Важен не берег, а то, что на берегу. Как и везде в природе, интереснее всего человек. Верхняя половина Волги, до Нижнего, несравненно изящнее, красивее и одухотвореннее нижней тою огромною деятельностью, которая развита на ней именно начиная с Рыбинска. Едва по длиннейшим сходням вы спускаетесь на один из громадных рядом стоящих пароходов, вы точно окунываетесь в "волжский труд", как что-то своеобразное, в себе замкнутое, как в особый новый мир, который сразу отшибает у вас память Петербурга, Москвы и даже вообще всего "не волжского". Удивительное ощущение, почти главное условие действительного отдыха, доставляемого Волгою! Пока вы сидите в вагоне, все равно Николаевской или Рыбинско-Бологовской дороги, вы точно тащите за собою Петербург. Его впечатления, его психология, его треволнения - все с вами и около вас, в разговорах, которые вы слышите, в ваших собственных думах. Даже когда живешь на даче очень далеко от Петербурга, уже по тому одному, что она связана непрерывною линией рельсов с Петербургом - этим железом и этим стуком, этою почтою и этими газетами,- вы никак не можете изолироваться от Петербурга и продолжаете, в сущности, жить в нем, но только как бы на очень отдаленной улице, и мало посещаете центры его. Между тем для петербуржца суть отдыха, разумеется, заключается в перерыве петербургских ощущений, в разрыве с Петербургом. В этом отношении не только лучшим, но и единственным способом "обновления духа" является плавание, и непременно не по Финскому заливу, который, естественно, является дополнением Петербурга, "предисловием" или "послесловием" к книге его духа и его истории.

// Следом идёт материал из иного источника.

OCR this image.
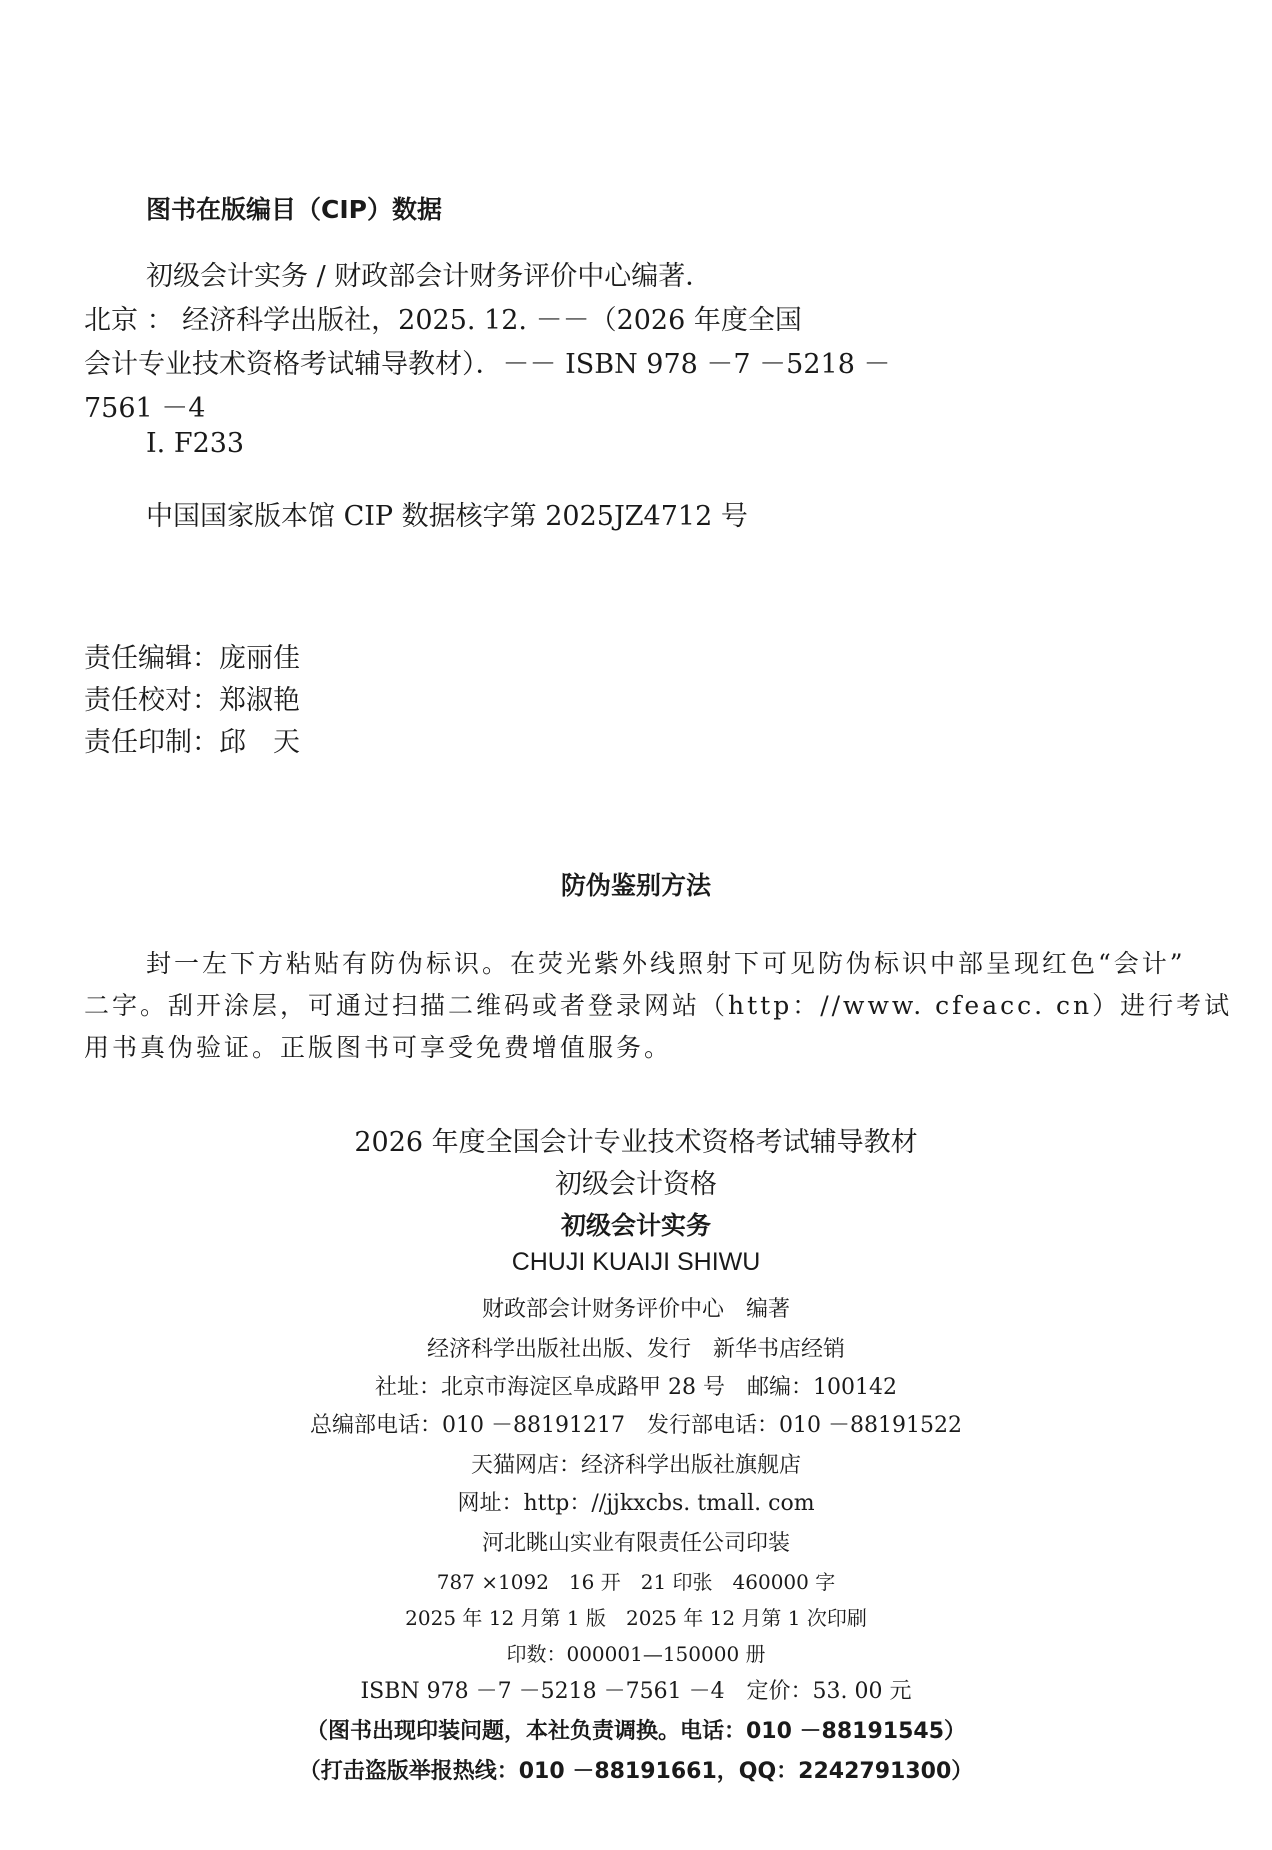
图书在版编目（CIP）数据
初级会计实务 / 财政部会计财务评价中心编著．
北京 ： 经济科学出版社，2025. 12. －－（2026 年度全国
会计专业技术资格考试辅导教材）．－－ ISBN 978 －7 －5218 －
7561 －4
Ⅰ. F233
中国国家版本馆 CIP 数据核字第 2025JZ4712 号
责任编辑：庞丽佳
责任校对：郑淑艳
责任印制：邱　天
防伪鉴别方法
封一左下方粘贴有防伪标识。在荧光紫外线照射下可见防伪标识中部呈现红色“会计”
二字。刮开涂层，可通过扫描二维码或者登录网站（http：//www. cfeacc. cn）进行考试
用书真伪验证。正版图书可享受免费增值服务。
2026 年度全国会计专业技术资格考试辅导教材
初级会计资格
初级会计实务
CHUJI KUAIJI SHIWU
财政部会计财务评价中心　编著
经济科学出版社出版、发行　新华书店经销
社址：北京市海淀区阜成路甲 28 号　邮编：100142
总编部电话：010 －88191217　发行部电话：010 －88191522
天猫网店：经济科学出版社旗舰店
网址：http：//jjkxcbs. tmall. com
河北眺山实业有限责任公司印装
787 ×1092　16 开　21 印张　460000 字
2025 年 12 月第 1 版　2025 年 12 月第 1 次印刷
印数：000001—150000 册
ISBN 978 －7 －5218 －7561 －4　定价：53. 00 元
（图书出现印装问题，本社负责调换。电话：010 －88191545）
（打击盗版举报热线：010 －88191661，QQ：2242791300）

Мерные удары колес по воде не утомляют вас, потому что это ново. Эти удары - мягкие, влажные. Ими почти наслаждаешься, как простым проявлением движения и жизни после того вечного стука и лязга железа о железо или о камень, от которого никуда нельзя скрыться в Петербурге и в Москве и который истощает и надрывает всяческое терпение. Уже на другой и третий день, как я сел на пароход, мне казалось, что я не только никогда не жил в Петербурге и помню его только какою-то далекою памятью, но что я никогда не был и писателем. До того новый мир, "волжский мир", охватывает вас крепко своим кольцом, не дает пробудиться ничему из прежнего. Писем и не ждешь, тогда как прежде три раза в сутки почтальон "подавал почту". Газеты, во-первых, только на больших пристанях, а во-вторых, они до того являются запоздавшими против "сегодняшнего дня", что как-то не хочется и взглянуть. Да и сверх того натуральный, естественный мир самой Волги, панорама которой все шире раскидывается с каждым часом и сутками, решительно кажется вам интереснее всяких возможных политических новостей. Чувствуется, что здесь живут века: века строили эти городки и села, и, кажется, век стояла вот эта миниатюрная лавочка, где я покупаю чайную посуду. Сидит в ней и продает чашки какая-то "тетенька", а до нее торговала ее "маменька", а до них обеих-их "дедушка". И всегда то это "было", не началось и не росло, а только было и дышали. И все на Волге, и сама Волга точно не движется; не суетится, а только "дышит" ровным, хорошим, вековым дыханием. Вот это-то вековое ее дыхание, ровное, сильное, не нервное, и успокаивает.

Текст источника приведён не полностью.